«« SCRUTIN - PROPORTIONNELLE

Tinkering with how we vote

DON MACPHERSON
Montreal Gazette Tuesday, August 20, 2002

Parti Québécois governments have never been shy about using electoral reform for their own partisan purposes. The PQ's first and best-known reform, the political finances law, set the example.

The law allows only Quebec voters, not businesses, unions or lobby groups, to make contributions and requires parties and candidates to disclose the names of their donors. It largely cleaned up provincial politics at a stroke by eliminating secret political slush funds (with the notable exception of those for party leadership campaigns).

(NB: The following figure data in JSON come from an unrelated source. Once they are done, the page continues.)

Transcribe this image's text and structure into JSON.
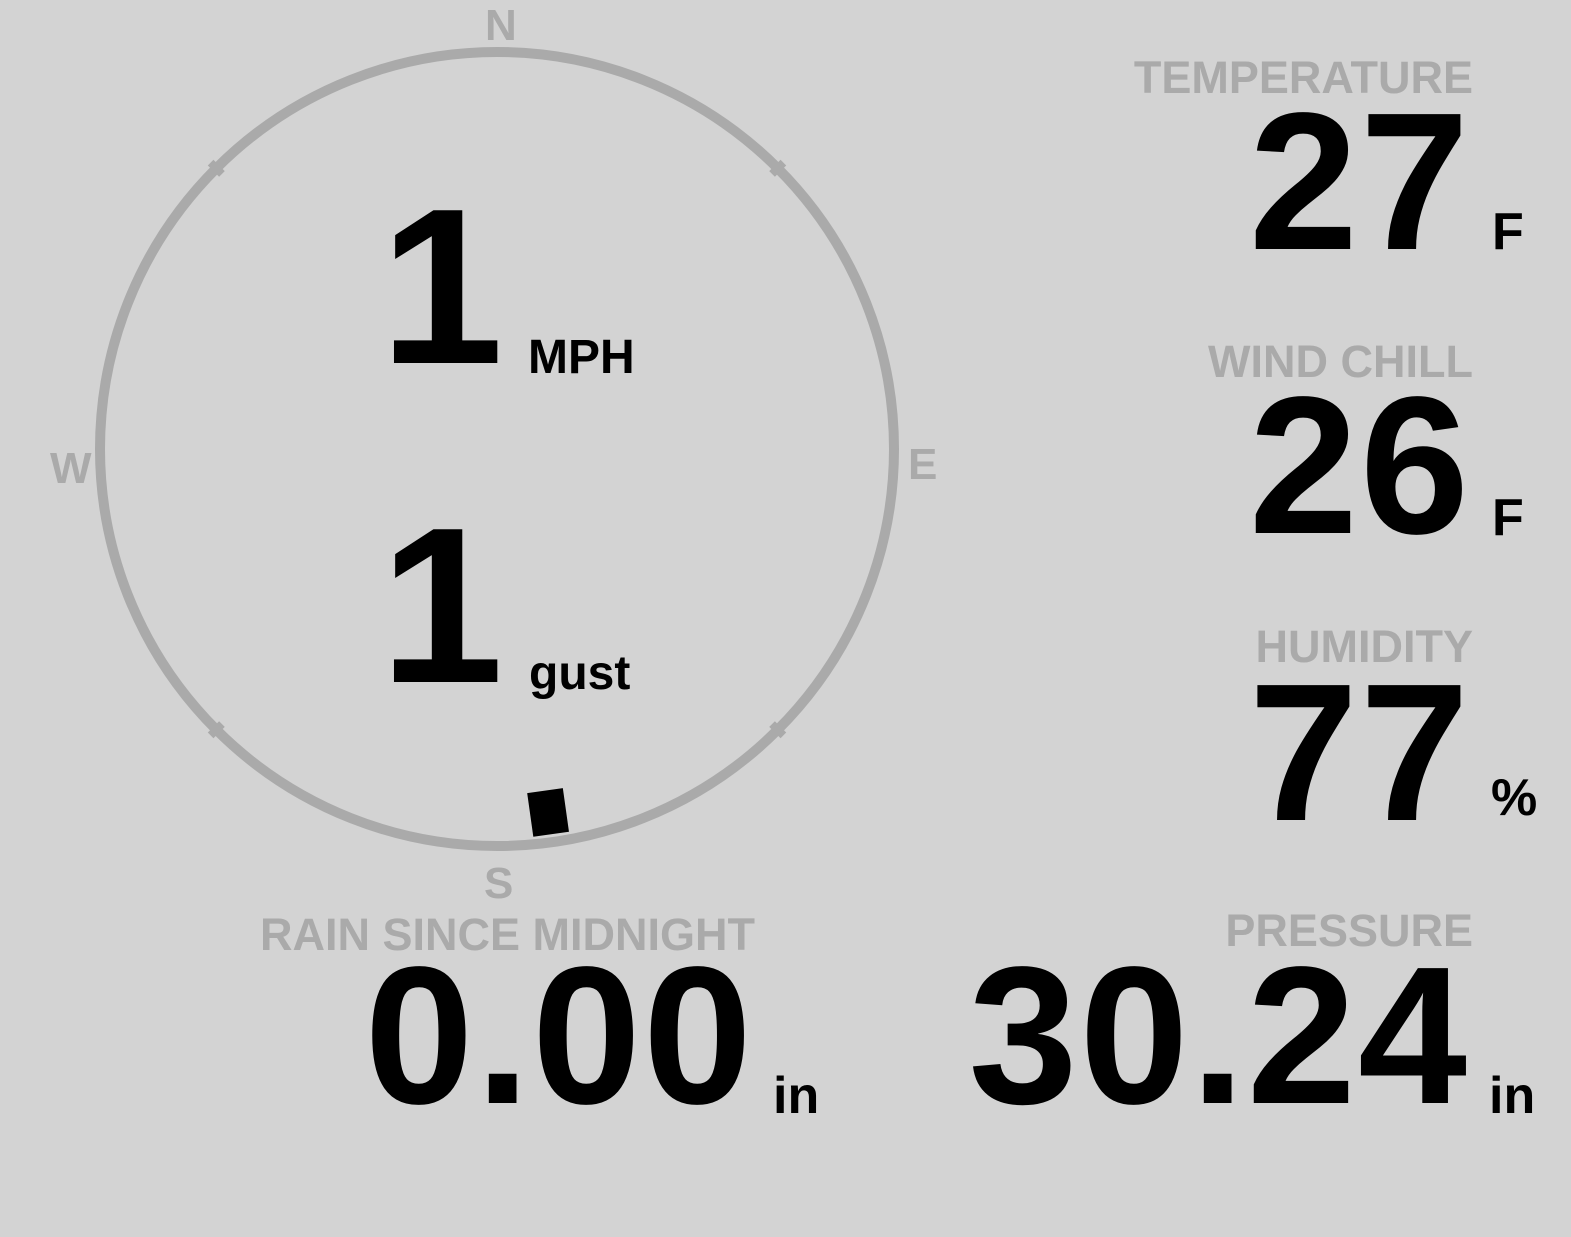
{
  "wind": {
    "compass": {
      "north": "N",
      "east": "E",
      "south": "S",
      "west": "W"
    },
    "speed": "1",
    "speed_unit": "MPH",
    "gust": "1",
    "gust_unit": "gust",
    "direction_deg": 172
  },
  "temperature": {
    "label": "TEMPERATURE",
    "value": "27",
    "unit": "F"
  },
  "wind_chill": {
    "label": "WIND CHILL",
    "value": "26",
    "unit": "F"
  },
  "humidity": {
    "label": "HUMIDITY",
    "value": "77",
    "unit": "%"
  },
  "rain": {
    "label": "RAIN SINCE MIDNIGHT",
    "value": "0.00",
    "unit": "in"
  },
  "pressure": {
    "label": "PRESSURE",
    "value": "30.24",
    "unit": "in"
  },
  "colors": {
    "background": "#d3d3d3",
    "muted": "#aaaaaa",
    "value": "#000000"
  }
}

For the PQ, it also had the advantage of forcing the other parties to play by rules the PQ had already imposed upon itself and cutting them off from their traditional funding sources. And it didn't give them much time to adapt since it was adopted only a couple of years before the first sovereignty referendum in 1980.

More recently, the current PQ administration responded to illegal voting by federalists in the 1995 referendum by tightening up voter-identification requirements. But it ignored a proposal by the chief electoral officer at the time to take control of the polls on voting day out of the hands of government supporters, after sovereignist scrutineers illegally rejected valid federalist votes.

They Don't Hide It

The PQ no longer bothers trying to conceal its partisan intentions. On the weekend, the minister for reform of democratic institutions, Jean-Pierre Charbonneau, told members of the party's youth wing that he favours the introduction of proportional representation at least partly because it would help the PQ.

(Proportional representation, or PR, is a system of voting in which seats are distributed according to the parties' respective shares of the popular vote.)

Even though the present plurality or "first past the post" system favours the PQ, Charbonneau explained that showing voters the PQ is willing to change the electoral system would make up for its inability to achieve sovereignty.

But the voters will take some convincing that the system needs the radical overhaul proposed by Charbonneau, who wants nothing less than to replace Quebec's present British parliamentary system with an American presidential one.

Poll results published yesterday suggest that of all Canadians, Quebecers least favour introduction of PR and most support keeping the present system.

Those questioned in the survey, conducted by Environics/Focus Canada for the Montreal-based Association for Canadian Studies, were asked to choose the best electoral system for Canada. Only 30 per cent of Quebecers chose PR while 48 per cent preferred the present system. Support for PR was highest in the west, with 39 per cent of Albertans and 43 per cent of British Columbians preferring it.

Charbonneau challenged the results, referring to findings of another survey, this one conducted in Quebec only in May, suggesting that 73 per cent of voters were in favour of introducing at least an element of PR. Also, he might have pointed out that the question in the later survey referred to Canada, not Quebec, and that the poll was conducted in late June and early July, when interest in politics is low. But observers offered the explanation that the wide difference between the results of the two surveys merely shows that Quebecers don't hold firm opinions on the question because they haven't thought about it. Indeed, the consistently high turnout of Quebecers in provincial elections and referendums suggests that they don't think the system is so badly broken it needs fixing.

After Election

Charbonneau said again on the weekend that any reform won't be introduced until after the next general elections, which must be held by the end of next year. But there is one badly needed change the parties can and should make before the next election. That's to address the under-representation of Quebec's linguistic and cultural minorities in the National Assembly. The minorities make up roughly one-sixth of the population, but minority members hold only about one-tenth of the 125 seats in the present Assembly.

Since the parties have already begun choosing their candidate for the election, it's not too soon for them to say what steps they'll take to reduce minority under-representation in the next Assembly.